Part Six. The Soiree of Illusions

- Dunstan completed the Autobiography of Magnus Eisengrim and it was a great success.
- Liesl insisted that Paul sign a banker’s note to support his mom monthly.
- At the end of the war Dunstan had Mrs. Dempster transferred to a private hospital.
- When Dunstan went to see her he told her about Paul and she seemed to go mad.
- She thought there was a plot to deprive her of her little son and Dunstan was its agent.
- Boy remarried.
- Boy attempted to become the leader of the Conservative party.
- Boy’s new wife’s name was Denyse and she tried to push him into more politics.
- Caroline and David hated Denyse.
- The failure of not winning re-election seemed to devastate Boy.
- Boy felt he had done everything he had ever wanted to do.
- Boy told Dunstan he wished that he could get in his car and drive away from everything.
- Mrs. Dempster died the year after Boys' second marriage.
- Dunstan begged for forgiveness because even though he had done is best he didn't think he loved enough.
- The following summer Dunstan went to Europe and visited the Bollandists.
- Dunstan went to visit the old Padre Blazon in the hospital.
- After visiting with Blazon he went to the see a exhibition in the Cathedral and there at last was his Little Madonna he had seen the bad night at Passchendaele.
- Boy Staunton was found dead in his car in the Toronto harbour.
- Dunstan tells of his meeting with Paul, Boy and himself when they discussed the past and what happened to Mrs.

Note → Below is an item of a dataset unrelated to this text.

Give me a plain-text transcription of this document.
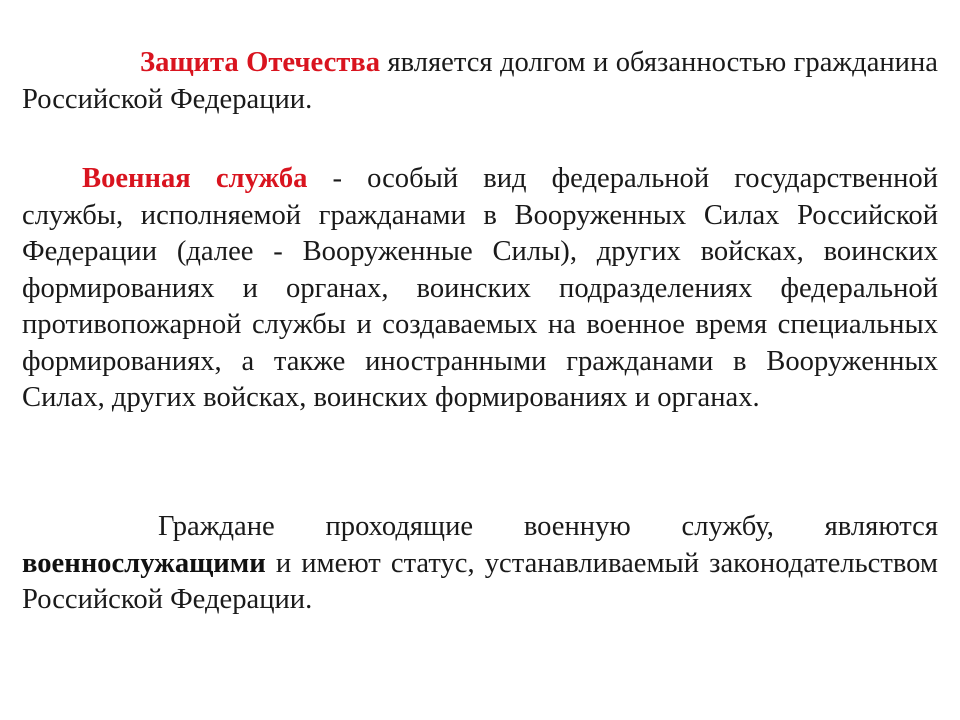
Защита Отечества является долгом и обязанностью гражданина Российской Федерации.

Военная служба - особый вид федеральной государственной службы, исполняемой гражданами в Вооруженных Силах Российской Федерации (далее - Вооруженные Силы), других войсках, воинских формированиях и органах, воинских подразделениях федеральной противопожарной службы и создаваемых на военное время специальных формированиях, а также иностранными гражданами в Вооруженных Силах, других войсках, воинских формированиях и органах.

Граждане проходящие военную службу, являются военнослужащими и имеют статус, устанавливаемый законодательством Российской Федерации.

Dempster.
- Boy insisted he didn't remember any of it.
- Dunstan kept the rock in a box with the engraving.
- It mysteriously disappeared and was found in Boys mouth when he died.
- Dunstan went off to Switzerland and joined the Basso and the Brazen Head.

This part was the ending of the novel, which basically gave a resolution to every conflict through out the novel. The story ends with Dunstan telling the head master that Boy’s death created and uproar and that he went off to Switzerland and joined the Basso and the Brazen Head. It was called “The Soiree of Illusions” because that was the name of Eisengrim’s show, and it also refers to an evening in which illusions are shattered.